Trois fois dans le Top 5 et toujours dans les bons coups lors des 12 premières étapes, Wout van Aert allait forcément finir par s’imposer. C’est désormais chose faite grâce à un sacré jusqu’au-boutisme et à un superbe travail d’équipe souligné par notre consultant Gérard Bulens.

"Les Visma étaient à trois dans le coup. Avec un Bruno Armirail qui a fait son travail comme d’habitude mais surtout le duo infernal Van Aert-Brennan qui se sont relayés comme dans une finale de Kermesse pour aller chercher tout le monde et frapper au bon moment. Wout a attaqué à la sortie du village, là où ça montait un peu. Il a été suivi par Paret-Peintre. Le garçon a donné des petits relais, je pense qu’il ne pouvait pas faire beaucoup plus parce que ce n’est pas vraiment sa spécialité. Au final, van Aert gagne au sprint. C’est effectivement un beau modèle de travail d’équipe. Et c’est une quatrième victoire pour Visma."

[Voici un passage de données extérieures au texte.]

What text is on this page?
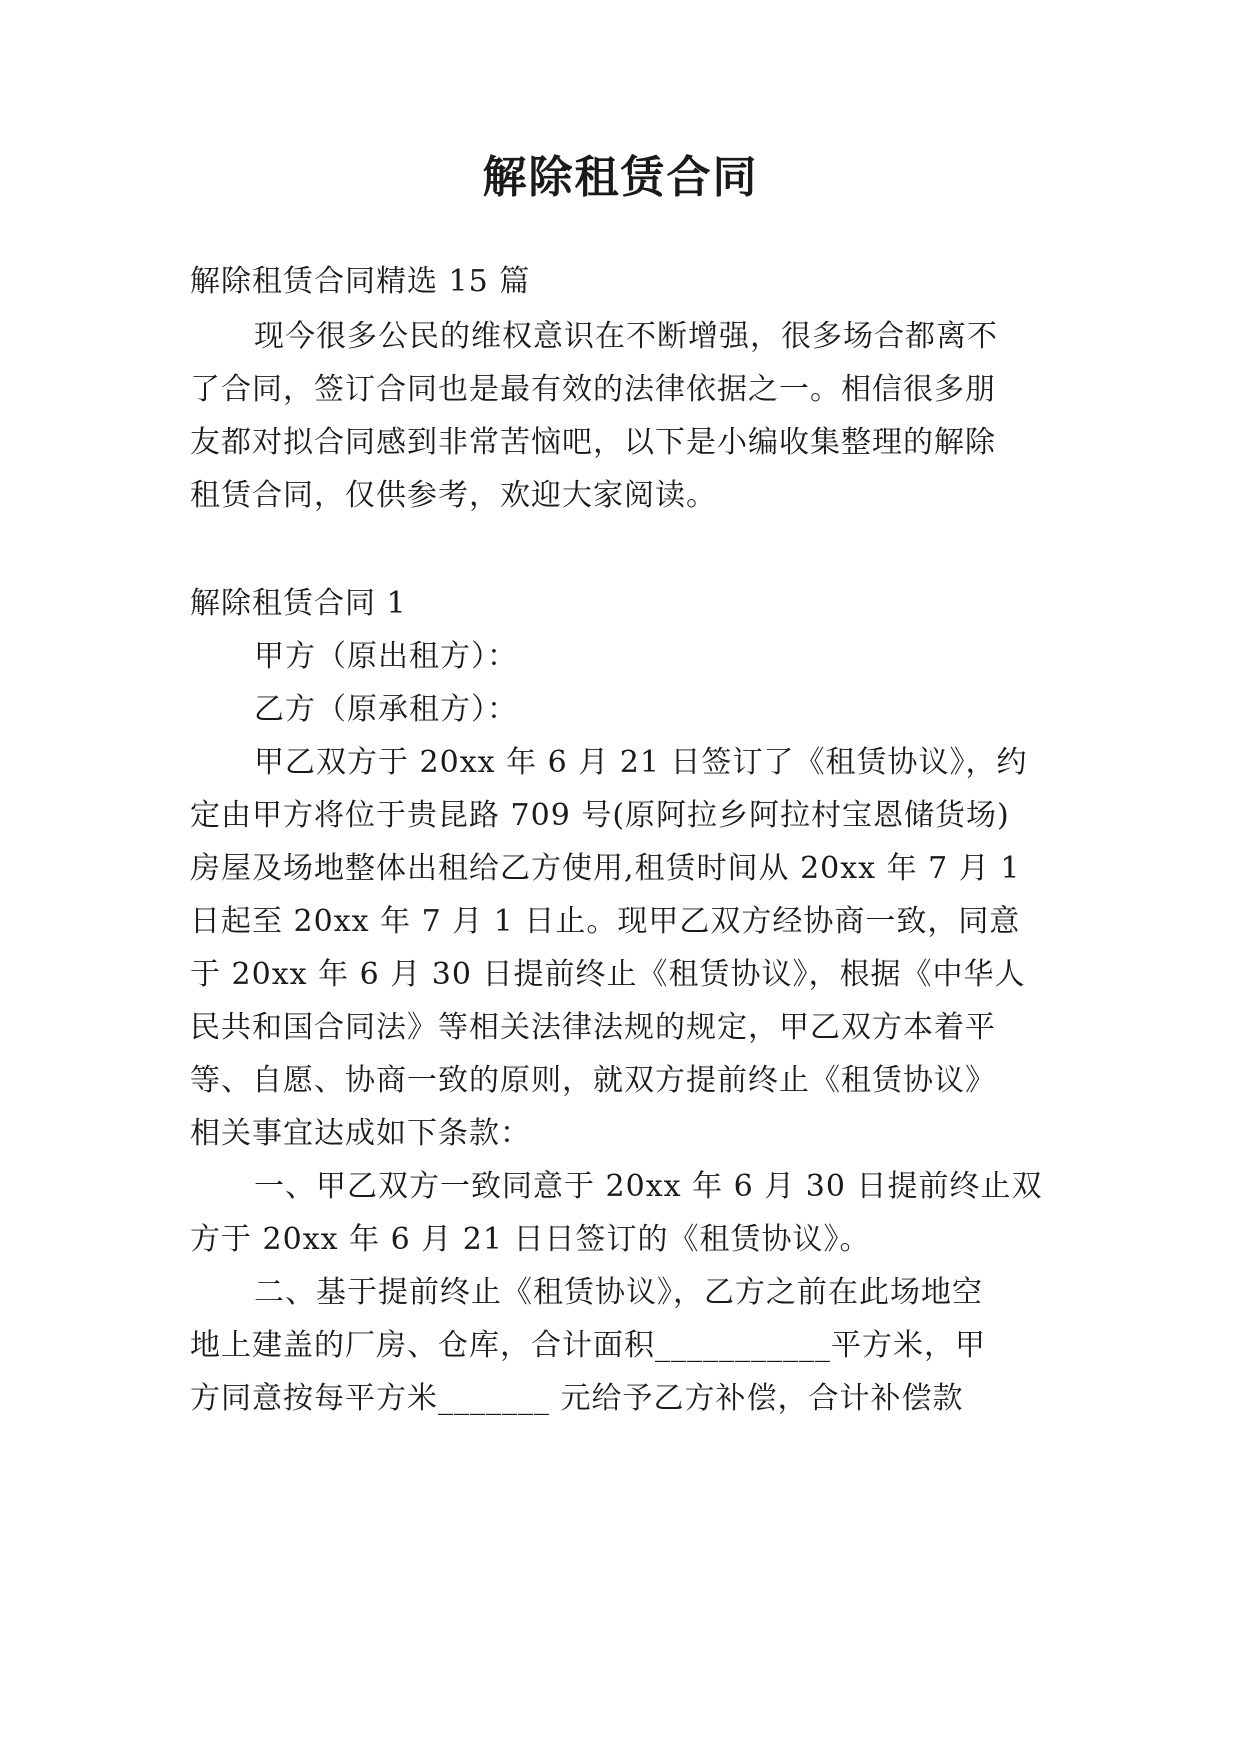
解除租赁合同

解除租赁合同精选 15 篇

现今很多公民的维权意识在不断增强，很多场合都离不

了合同，签订合同也是最有效的法律依据之一。相信很多朋

友都对拟合同感到非常苦恼吧，以下是小编收集整理的解除

租赁合同，仅供参考，欢迎大家阅读。

解除租赁合同 1

甲方（原出租方）：

乙方（原承租方）：

甲乙双方于 20xx 年 6 月 21 日签订了《租赁协议》，约

定由甲方将位于贵昆路 709 号(原阿拉乡阿拉村宝恩储货场)

房屋及场地整体出租给乙方使用,租赁时间从 20xx 年 7 月 1

日起至 20xx 年 7 月 1 日止。现甲乙双方经协商一致，同意

于 20xx 年 6 月 30 日提前终止《租赁协议》，根据《中华人

民共和国合同法》等相关法律法规的规定，甲乙双方本着平

等、自愿、协商一致的原则，就双方提前终止《租赁协议》

相关事宜达成如下条款：

一、甲乙双方一致同意于 20xx 年 6 月 30 日提前终止双

方于 20xx 年 6 月 21 日日签订的《租赁协议》。

二、基于提前终止《租赁协议》，乙方之前在此场地空

地上建盖的厂房、仓库，合计面积___________平方米，甲

方同意按每平方米_______ 元给予乙方补偿，合计补偿款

En grande forme depuis quelques semaines, Wout van Aert se porte logiquement candidat à briller lors des prochains championnats du monde (27 septembre) au sein d’une équipe belge où Remco Evenepoel fait également partie des favoris. "Serge Pauwels est coach national. C’est lui qui doit gérer cela. Le fait de partir avec deux leaders au lieu d’un, ça peut être un élément très important."

Van Aert et Evenepoel seraient-ils capables de collaborer dans un final indécis des Mondiaux à l’instar de ce qu’il s’est passé ce vendredi avec Brennan ? Gérard Bulens n'en est pas convaincu. "Ça dépend des mentalités de chacun. C’est le rôle du staff de lier cela. L’important, c’est d’avoir la victoire pour la Belgique, quel que soit le vainqueur. Que tous les coureurs pensent comme ça, je n’en suis pas certain. Parce que dans la réalité, des primes et des avantages sont liés à ce maillot de champion du monde. Je pense que Remco sait ce que représente un maillot de champion du monde puisqu’il en a déjà décroché quelques-uns. Wout le sait aussi, mais dans le cyclocross, qui est une discipline considérée comme secondaire. Ici, pour lui, je pense que sur la route, ce serait une vraie consécration. Celui qui accepte la tâche de coach national doit se débrouiller avec tout ça. À une époque, je l’ai refusé."